Discurso de saudação à Vicente Salles pronunciado no CONSUN-UFPA, em 2/12/2011, quando recebeu o título de Doutor Honoris Causa.
Magnífico amigo
Carlos Maneschy,
Magníficos Conselheiros,
Magnífico
Professor Vicente Juarembu Salles,
Senhoras e Senhores.
Deve ter sido para economizar tempo que o reitor adotou o critério da amizade e escolheu-me para saudar o novo Doutor Honoris Causa da UFPA, do contrario, para poder apresentar as virtudes intelectuais do agraciado, teria que convocar não apenas um, mas vários para fazê-lo, quem tivesse necessario conhecimento sobre ritmos populares brasileiros, musicografia paraense, História da imprensa paraense, Cabanagem, caricatura e caricaturistas no Pará, Folclore, História da arte paraense, falares populares, economia açucareira no Pará, arquitetura dos engenhos de cana de açúcar, Círio de Nazaré, História do teatro no Pará, Poesia paraense, Sociologia, Marxismo, Etnografia, Historia da Ópera no Pará, Cultura Negra no Pará, Quilombos e Quilombolas, Cultura mestiça, Literatura de Cordel, Bandas de Musicas e Sociedades Euterpes, Cantochão Gregoriano, Modinhas, capoeira paraense, lutas camponesas. Vicente Salles ainda e conhecedor da biografia e da obra de José Veríssimo, Meneleu Campos, João Carlos Wiegandt, Paulino Chaves, Frei João Daniel, Padre João da Veiga, Raymundo Satyro de Mello, Eneida de Moraes, Carlos Gomes, Teodoro Braga, Gama Malcher, Bruno de Menezes, e tantos outros.
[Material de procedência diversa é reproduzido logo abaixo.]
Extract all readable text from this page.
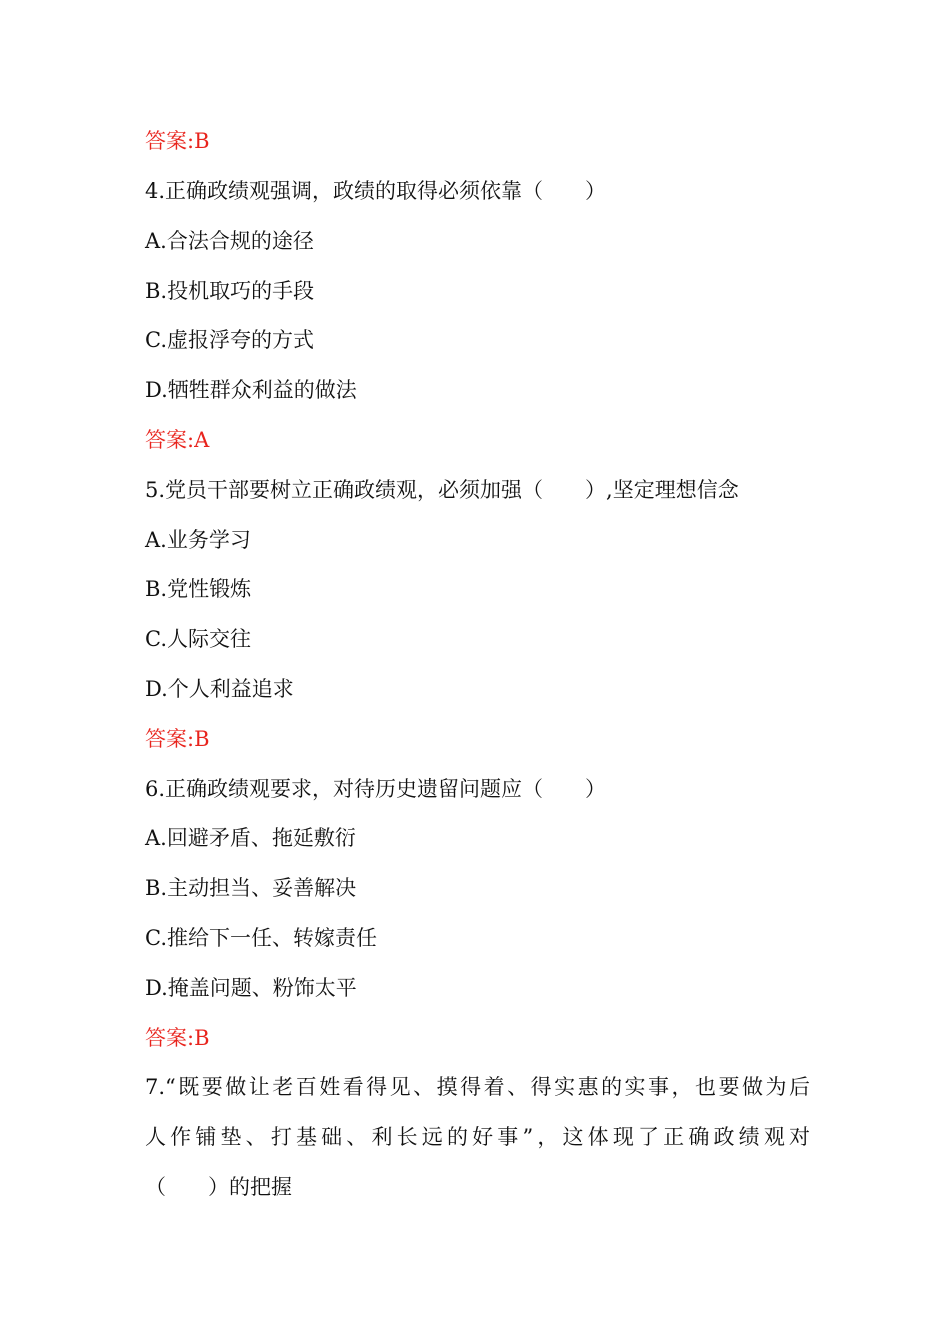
答案:B
4.正确政绩观强调，政绩的取得必须依靠（　　）
A.合法合规的途径
B.投机取巧的手段
C.虚报浮夸的方式
D.牺牲群众利益的做法
答案:A
5.党员干部要树立正确政绩观，必须加强（　　）,坚定理想信念
A.业务学习
B.党性锻炼
C.人际交往
D.个人利益追求
答案:B
6.正确政绩观要求，对待历史遗留问题应（　　）
A.回避矛盾、拖延敷衍
B.主动担当、妥善解决
C.推给下一任、转嫁责任
D.掩盖问题、粉饰太平
答案:B
7.“既要做让老百姓看得见、摸得着、得实惠的实事，也要做为后
人作铺垫、打基础、利长远的好事”，这体现了正确政绩观对
（　　）的把握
Vicente é um enciclopedista que escapou do século das luzes e com o qual temos a felicidade de conviver e o dever de homenagear.
Agora sigamos ao tradicional:
Vicente Juarembu Salles nasceu dia 27 de novembro de 1931, (há seis dias completou 80 anos), na vila do Caripi, município de Igarapé-Açu.
O avô paterno foi nômade, mascate, taberneiro, padeiro. O materno foi poeta, repentista, cantador e tocador de violão. O pai, Clóvis, foi soldado, rábula, gostava de fazer discursos e tinha uma pequena biblioteca com clássicos como Werther, de Goethe, Dom Quixote e autores como Júlio Verne, Vítor Hugo, Camilo Castelo Branco, Eça de Queirós, José de Alencar. Era um dos intelectuais de Castanhal, para onde a família se mudou quando tinha seis anos, mais nordestina que amazônica, com cantadores e repentistas, rapadura e jabá na feira, literatura de cordel, e todos aqueles personagens que parecem saídos dos romances de José Lins do Rego, Raquel de Queiroz, Jorge Amado ou mesmo das telenovelas de Dias Gomes.
É na convivência com estes personagens, ouvindo as conversas deles com o pai, que Vicente começa sua formação intelectual e vai, desde então, percebendo a sutileza das diferenças.
O farmacêutico pragmático, o padre fascista, os getulistas, entre eles o pai, o delegado comunista, filho de Pedro Alexandrino Delgado, alfaiate, fundador em 1899 do Partido Operário Progressista do Pará.
Cearenses, muitos, paraibanos, menos, piauienses, alguns, além de espanhóis e italianos, entre eles Anarquistas, remanescentes do fracassado protejo de criar, ao longo da estrada de ferro Belém-Bragança, colônias agrícolas com estrangeiros.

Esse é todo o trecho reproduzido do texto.